Correia (2012), se apoiando em Gramsci relaciona a questão da democracia a partir dos termos sociedade civil e hegemonia. No qual, hegemonia é o estado de consentimento ativo que leva determinado grupo a seguir uma direção e dominação seria esse mesmo processo a partir da coerção física. Sociedade civil seria, nessa lógica, constituída por grupos organizados coletivamente a fim de evidenciar suas carências e reivindicar liberdade e justiça.

Continuando a se apoiar em Gramsci, mas agora no sentido de explicitação do conceito ampliado de Estado, Correia (2012) enfatiza a existência da sociedade civil e da sociedade política, e que as mesmas se relacionam mutuamente. A sociedade civil elabora e difunde as ideologias e sociedade política detém o monopólio legal da repressão e da violência. Segundo Correia (2012, p. 41-42):

Estado em sentido restrito derrota então os organismos atinentes à sociedade política, aos quais cabe o exercício da dominação por meio da coerção através dos aparelhos coercitivos de Estado. Através da sociedade política as classes dominantes detêm o monopólio legal da repressão e da violência enquanto a sociedade civil reúne as organizações responsáveis pela elaboração e difusão das ideologias.

Ideologia, nesse caso, não significa a ideia de falsa consciência, mas sim a ação direcionada a exercer influência no comportamento dos indivíduos. Isso é importante para a contestação de uma concepção de mundo imposta e a possibilidade de criação, de forma crítica e consciente, de outra concepção da realidade.

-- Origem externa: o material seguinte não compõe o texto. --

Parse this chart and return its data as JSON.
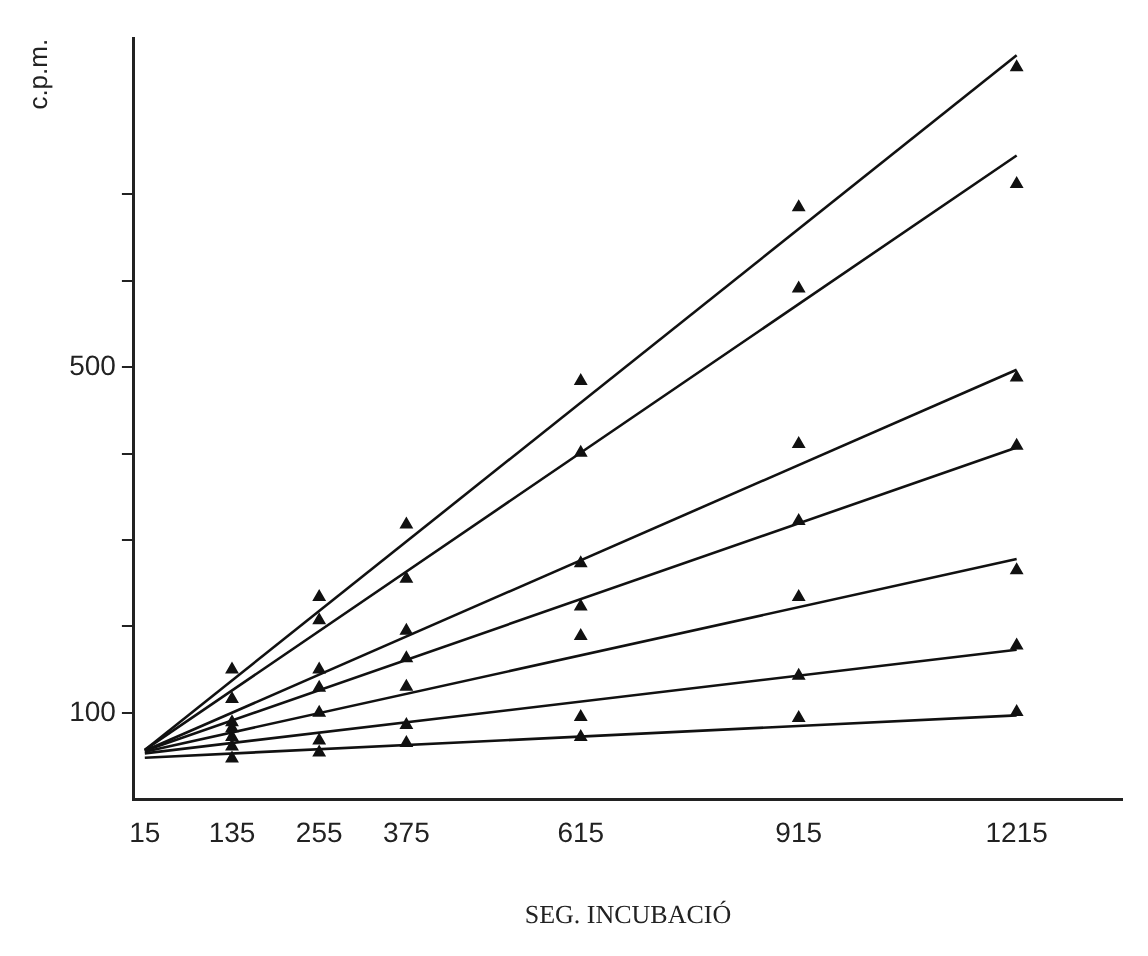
{
  "chart_data": {
    "type": "scatter",
    "xlabel": "SEG. INCUBACIÓ",
    "ylabel": "c.p.m.",
    "xlim": [
      0,
      1360
    ],
    "ylim": [
      0,
      880
    ],
    "xticks": [
      15,
      135,
      255,
      375,
      615,
      915,
      1215
    ],
    "yticks": [
      {
        "value": 100,
        "label": "100"
      },
      {
        "value": 200,
        "label": null
      },
      {
        "value": 300,
        "label": null
      },
      {
        "value": 400,
        "label": null
      },
      {
        "value": 500,
        "label": "500"
      },
      {
        "value": 600,
        "label": null
      },
      {
        "value": 700,
        "label": null
      }
    ],
    "grid": false,
    "legend": false,
    "series": [
      {
        "marker": "triangle",
        "color": "#111111",
        "x": [
          135,
          255,
          375,
          615,
          915,
          1215
        ],
        "values": [
          150,
          234,
          318,
          484,
          685,
          847
        ]
      },
      {
        "marker": "triangle",
        "color": "#111111",
        "x": [
          135,
          255,
          375,
          615,
          915,
          1215
        ],
        "values": [
          116,
          207,
          255,
          401,
          591,
          712
        ]
      },
      {
        "marker": "triangle",
        "color": "#111111",
        "x": [
          135,
          255,
          375,
          615,
          915,
          1215
        ],
        "values": [
          89,
          150,
          195,
          273,
          411,
          488
        ]
      },
      {
        "marker": "triangle",
        "color": "#111111",
        "x": [
          135,
          255,
          375,
          615,
          915,
          1215
        ],
        "values": [
          82,
          129,
          163,
          223,
          322,
          409
        ]
      },
      {
        "marker": "triangle",
        "color": "#111111",
        "x": [
          135,
          255,
          375,
          615,
          915,
          1215
        ],
        "values": [
          72,
          100,
          130,
          189,
          234,
          265
        ]
      },
      {
        "marker": "triangle",
        "color": "#111111",
        "x": [
          135,
          255,
          375,
          615,
          915,
          1215
        ],
        "values": [
          61,
          68,
          86,
          95,
          143,
          178
        ]
      },
      {
        "marker": "triangle",
        "color": "#111111",
        "x": [
          135,
          255,
          375,
          615,
          915,
          1215
        ],
        "values": [
          47,
          54,
          65,
          72,
          94,
          101
        ]
      },
      {
        "type": "line",
        "marker": "none",
        "color": "#111111",
        "x": [
          15,
          1215
        ],
        "values": [
          57,
          861
        ]
      },
      {
        "type": "line",
        "marker": "none",
        "color": "#111111",
        "x": [
          15,
          1215
        ],
        "values": [
          57,
          745
        ]
      },
      {
        "type": "line",
        "marker": "none",
        "color": "#111111",
        "x": [
          15,
          1215
        ],
        "values": [
          56,
          497
        ]
      },
      {
        "type": "line",
        "marker": "none",
        "color": "#111111",
        "x": [
          15,
          1215
        ],
        "values": [
          56,
          407
        ]
      },
      {
        "type": "line",
        "marker": "none",
        "color": "#111111",
        "x": [
          15,
          1215
        ],
        "values": [
          55,
          278
        ]
      },
      {
        "type": "line",
        "marker": "none",
        "color": "#111111",
        "x": [
          15,
          1215
        ],
        "values": [
          53,
          173
        ]
      },
      {
        "type": "line",
        "marker": "none",
        "color": "#111111",
        "x": [
          15,
          1215
        ],
        "values": [
          48,
          97
        ]
      }
    ]
  }
}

Tal construção autônoma é igualmente necessária à formação de uma nova hegemonia, o que detona a preocupação central das formulações gramscianas, qual seja, a superação das relações capitalistas por meio de uma transformação social de caráter totalizante.

Por tudo isso, a teoria gramsciana da ideologia é essencial à sua construção teórica acerca da hegemonia, pois é através da adesão a uma dada ideologia que se constrói uma situação hegemônica. A sociedade civil representa, nessa teoria, a arena na qual se dão as disputas pelo poder dentre diferentes concepções de mundo. (CORREIA, 2012, p. 42-43).

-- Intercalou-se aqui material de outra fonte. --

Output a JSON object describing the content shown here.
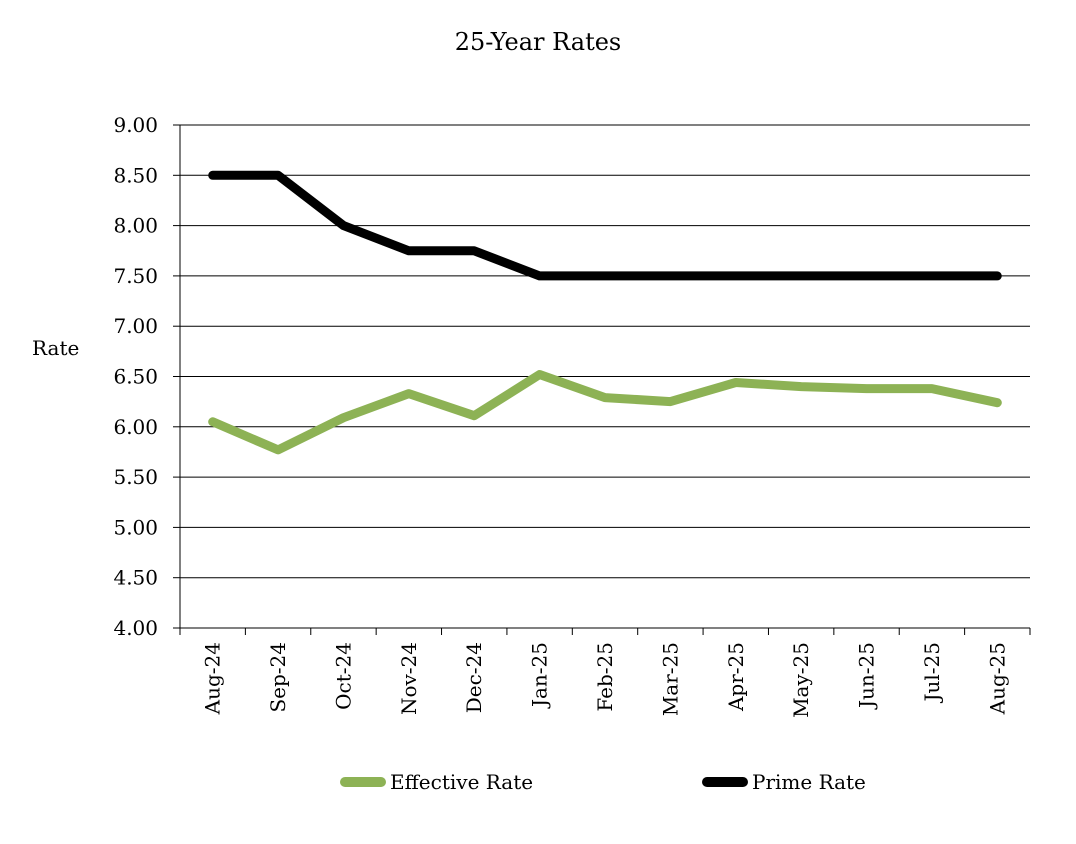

A partir da análise de Correia (2012), a esfera pública, no conceito de Gramsci de sociedade civil, representa o lugar de disputa do poder e da construção da hegemonia. Esse foi o mecanismo de consolidação da hegemonia burguesa, e poderia nesse caso, ser o

instrumento para a formação e consolidação de uma nova hegemonia, pautada na transformação das relações sociais existentes.

Os movimentos sociais existentes na década de 1980 possibilitaram uma nova concepção de política, a qual a participação não fica restrita apenas ao Estado e aos partidos políticos. Essa redefinição do espaço da política foi conquistada por meio da luta pelos direitos, questionamentos da desigualdade e da ausência de espaços democráticos. Desse movimento resultam muitos dos direitos garantidos na Constituição de 1988 e dos espaços de participação nas esferas públicas, dentre eles, os orçamentos participativos, os conselhos gestores de políticas públicas e conferências, mesmo que caracterizados por práticas clientelistas, populistas, corruptas.

Tais espaços são fundamentais à construção democrática na medida em que representam meios institucionalizados para que a sociedade civil possa exercer influência e disputar o poder sobre as decisões governamentais apresentando suas demandas, promovendo debates, discussões e intercâmbios entre diferentes grupos do conjunto da sociedade. [...] (CORREIA, 2012, p. 45-46)

Um dos movimentos surgidos nesse cenário e que influenciaram na elaboração da Constituição de 1988 na garantia de direitos sociais, dentre eles a moradia52, foi a Reforma Urbana, descrito anteriormente.

A partir das conquistas desse movimento, a gestão da cidade deveria ser democrática e pensada a partir da função social que exerce, respeitando os direitos sociais estabelecidos na Constituição de 1988. Não é esse o cenário vivenciado nas cidades sedes da Copa FIFA 2014 a partir da cidade de exceção, estabelecida a para a organização do evento.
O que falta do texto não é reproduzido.